Description
if you give infer_freq 5 consecutive weekdays, it'll come back with 'D' as its inferred frequency. But if your actual frequency is BDay
, then, when DatetimeIndex checks that the frequency matches, 'B' != 'D'. (note that verify_integrity=False skips this). This leads to a more general issue about infer_freq
with ambiguous cases. I think it makes the most sense to move these sorts of checks to a method on offset that takes a frequence and an Index or ndarray, and determines whether it is compatible.
This matters because you can hit some edge cases when you pass freq and also datetime64[ns] to the DatetimeIndex constructor and more generally because comparing freqstr is probably not the best way to go about checking whether a frequency matches.
Default implementation could be:
def is_compatible(freqstr, arr=None):
return freqstr == self.freqstr
and then bday could do something like (and this is totally psuedocode)
def is_compatible(freqstr, arr=None):
if freqstr == self.freqstr: return True
if arr is not None and len(arr) <= 5:
if freqstr == 'D': # or other compatibles that ensure it's consecutive
return all(is_weekday(date) for date in arr)
This gets more complicated with multiplied offsets, but I think it's worth considering.
from datetime import datetime
import pandas as pd
dates = [datetime(2013, 10, 7), datetime(2013, 10, 8), datetime(2013, 10, 9)]
ind = pd.DatetimeIndex(dates, freq=pd.tseries.frequencies.BDay())
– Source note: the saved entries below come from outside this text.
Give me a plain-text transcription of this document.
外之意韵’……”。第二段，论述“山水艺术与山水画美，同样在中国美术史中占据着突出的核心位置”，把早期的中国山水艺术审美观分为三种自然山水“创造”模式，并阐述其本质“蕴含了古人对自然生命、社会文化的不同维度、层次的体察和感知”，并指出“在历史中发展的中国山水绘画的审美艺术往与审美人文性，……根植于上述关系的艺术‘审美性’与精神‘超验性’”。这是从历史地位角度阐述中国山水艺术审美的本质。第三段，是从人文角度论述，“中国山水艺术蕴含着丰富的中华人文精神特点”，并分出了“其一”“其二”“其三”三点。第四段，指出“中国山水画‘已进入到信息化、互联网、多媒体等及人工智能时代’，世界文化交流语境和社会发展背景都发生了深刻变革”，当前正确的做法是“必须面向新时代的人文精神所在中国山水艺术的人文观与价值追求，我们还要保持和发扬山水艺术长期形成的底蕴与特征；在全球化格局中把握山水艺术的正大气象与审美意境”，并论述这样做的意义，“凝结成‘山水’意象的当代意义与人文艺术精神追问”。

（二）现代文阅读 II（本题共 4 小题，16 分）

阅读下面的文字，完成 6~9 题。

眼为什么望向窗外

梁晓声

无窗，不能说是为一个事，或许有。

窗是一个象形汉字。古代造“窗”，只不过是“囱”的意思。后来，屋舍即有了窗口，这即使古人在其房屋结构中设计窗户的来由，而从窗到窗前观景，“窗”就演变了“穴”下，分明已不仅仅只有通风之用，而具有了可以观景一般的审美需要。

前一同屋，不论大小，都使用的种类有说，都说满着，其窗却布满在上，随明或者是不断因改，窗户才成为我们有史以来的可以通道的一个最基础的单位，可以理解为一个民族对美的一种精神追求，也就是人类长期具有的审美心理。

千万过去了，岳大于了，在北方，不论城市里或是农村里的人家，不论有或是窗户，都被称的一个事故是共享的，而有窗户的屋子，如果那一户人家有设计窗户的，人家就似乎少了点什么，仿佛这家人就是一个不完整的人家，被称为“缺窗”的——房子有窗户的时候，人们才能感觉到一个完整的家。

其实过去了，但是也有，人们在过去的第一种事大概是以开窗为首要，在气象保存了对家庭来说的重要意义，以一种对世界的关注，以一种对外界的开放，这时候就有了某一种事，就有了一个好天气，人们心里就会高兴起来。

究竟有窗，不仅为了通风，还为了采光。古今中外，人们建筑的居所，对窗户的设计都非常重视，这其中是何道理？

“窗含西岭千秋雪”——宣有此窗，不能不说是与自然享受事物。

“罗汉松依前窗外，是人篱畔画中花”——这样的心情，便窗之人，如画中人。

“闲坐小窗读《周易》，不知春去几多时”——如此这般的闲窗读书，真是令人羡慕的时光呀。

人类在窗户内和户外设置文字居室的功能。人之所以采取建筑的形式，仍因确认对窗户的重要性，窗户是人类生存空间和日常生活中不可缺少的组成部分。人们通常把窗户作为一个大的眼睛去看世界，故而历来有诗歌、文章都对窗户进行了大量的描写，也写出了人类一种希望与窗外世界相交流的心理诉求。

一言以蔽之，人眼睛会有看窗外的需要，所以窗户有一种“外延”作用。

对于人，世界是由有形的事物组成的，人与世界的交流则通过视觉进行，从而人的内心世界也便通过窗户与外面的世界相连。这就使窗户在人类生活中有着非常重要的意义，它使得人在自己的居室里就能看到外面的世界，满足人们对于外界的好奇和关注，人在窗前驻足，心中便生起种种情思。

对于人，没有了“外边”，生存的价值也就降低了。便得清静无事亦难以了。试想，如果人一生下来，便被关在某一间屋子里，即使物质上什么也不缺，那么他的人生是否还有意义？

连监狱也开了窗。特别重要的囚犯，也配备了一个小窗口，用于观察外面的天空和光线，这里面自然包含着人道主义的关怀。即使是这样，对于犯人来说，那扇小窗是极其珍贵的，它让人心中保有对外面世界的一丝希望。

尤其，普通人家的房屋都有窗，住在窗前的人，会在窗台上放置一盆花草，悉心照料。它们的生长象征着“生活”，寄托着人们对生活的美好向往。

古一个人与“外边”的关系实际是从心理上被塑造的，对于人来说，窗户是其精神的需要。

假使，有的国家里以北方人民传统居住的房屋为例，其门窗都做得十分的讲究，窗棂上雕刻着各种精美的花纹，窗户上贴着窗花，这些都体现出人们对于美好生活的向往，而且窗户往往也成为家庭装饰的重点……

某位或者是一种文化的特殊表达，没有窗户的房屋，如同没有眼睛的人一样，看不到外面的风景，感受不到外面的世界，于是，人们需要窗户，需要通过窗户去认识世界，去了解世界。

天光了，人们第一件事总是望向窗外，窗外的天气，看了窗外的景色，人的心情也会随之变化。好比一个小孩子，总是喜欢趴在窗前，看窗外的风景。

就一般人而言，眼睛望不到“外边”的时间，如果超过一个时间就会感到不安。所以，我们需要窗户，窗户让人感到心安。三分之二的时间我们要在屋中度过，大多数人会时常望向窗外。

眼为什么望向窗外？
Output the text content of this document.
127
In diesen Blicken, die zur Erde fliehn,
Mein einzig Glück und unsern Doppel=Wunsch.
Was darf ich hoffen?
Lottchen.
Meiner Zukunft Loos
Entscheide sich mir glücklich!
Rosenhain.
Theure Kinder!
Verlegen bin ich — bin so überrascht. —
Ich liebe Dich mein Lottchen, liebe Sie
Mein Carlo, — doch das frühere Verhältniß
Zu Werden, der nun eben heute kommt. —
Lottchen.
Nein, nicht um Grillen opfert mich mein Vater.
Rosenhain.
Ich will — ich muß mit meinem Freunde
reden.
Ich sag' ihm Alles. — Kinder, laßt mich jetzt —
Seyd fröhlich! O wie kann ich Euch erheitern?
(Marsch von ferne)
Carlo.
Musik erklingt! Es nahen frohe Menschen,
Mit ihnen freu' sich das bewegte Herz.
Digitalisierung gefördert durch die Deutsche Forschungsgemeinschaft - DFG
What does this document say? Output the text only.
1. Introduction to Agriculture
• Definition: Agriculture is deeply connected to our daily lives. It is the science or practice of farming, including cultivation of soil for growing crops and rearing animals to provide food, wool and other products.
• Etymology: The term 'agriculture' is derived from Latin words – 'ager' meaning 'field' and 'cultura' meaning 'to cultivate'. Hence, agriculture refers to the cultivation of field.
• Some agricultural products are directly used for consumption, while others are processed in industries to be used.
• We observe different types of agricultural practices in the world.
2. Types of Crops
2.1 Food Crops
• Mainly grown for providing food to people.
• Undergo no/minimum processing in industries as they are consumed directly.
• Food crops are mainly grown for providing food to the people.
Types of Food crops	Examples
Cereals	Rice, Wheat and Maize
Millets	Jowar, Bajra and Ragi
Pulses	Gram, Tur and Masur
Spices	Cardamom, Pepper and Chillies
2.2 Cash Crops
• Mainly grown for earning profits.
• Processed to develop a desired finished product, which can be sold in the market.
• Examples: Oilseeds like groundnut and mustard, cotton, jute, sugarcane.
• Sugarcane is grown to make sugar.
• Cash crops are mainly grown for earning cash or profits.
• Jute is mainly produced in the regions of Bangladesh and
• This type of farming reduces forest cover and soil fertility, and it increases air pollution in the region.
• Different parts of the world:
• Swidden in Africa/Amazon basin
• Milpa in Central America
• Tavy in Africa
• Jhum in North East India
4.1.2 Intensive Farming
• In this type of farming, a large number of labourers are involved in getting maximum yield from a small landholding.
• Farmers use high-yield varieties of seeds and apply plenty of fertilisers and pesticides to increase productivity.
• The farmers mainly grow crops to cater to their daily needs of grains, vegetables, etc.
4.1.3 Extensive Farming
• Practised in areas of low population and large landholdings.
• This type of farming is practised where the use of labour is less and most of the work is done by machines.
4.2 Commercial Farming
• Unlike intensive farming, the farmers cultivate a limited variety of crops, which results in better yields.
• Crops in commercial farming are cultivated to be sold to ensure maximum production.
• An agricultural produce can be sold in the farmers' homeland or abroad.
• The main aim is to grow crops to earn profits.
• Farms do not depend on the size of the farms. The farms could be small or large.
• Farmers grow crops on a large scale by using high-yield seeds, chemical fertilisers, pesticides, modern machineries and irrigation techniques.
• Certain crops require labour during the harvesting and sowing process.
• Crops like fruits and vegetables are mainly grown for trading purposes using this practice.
ind2 = pd.DatetimeIndex(ind.values, freq=pd.tseries.frequencies.BDay(),
verify_integrity=False)
ind3 = pd.DatetimeIndex(ind.values, freq=pd.tseries.frequencies.BDay())
produces this Traceback:
Traceback (most recent call last):
File "test2.py", line 8, in <module>
ind3 = pd.DatetimeIndex(ind.values, freq=pd.tseries.frequencies.BDay())
File "../pandas/tseries/index.py", line 280, in __new__
raise ValueError('Dates do not conform to passed '
ValueError: Dates do not conform to passed frequency
cc @cancan101 - this is what we need to deal with in adding your offsets. I believe that every other offset can be returned from infer_freq, so these offsets would be different and therefore could never pass integrity checks. So either we'd need to change infer_freq and/or define some kind of is_compatible method that intelligently covers all the ways in which the frequency could be something different than its freqstr.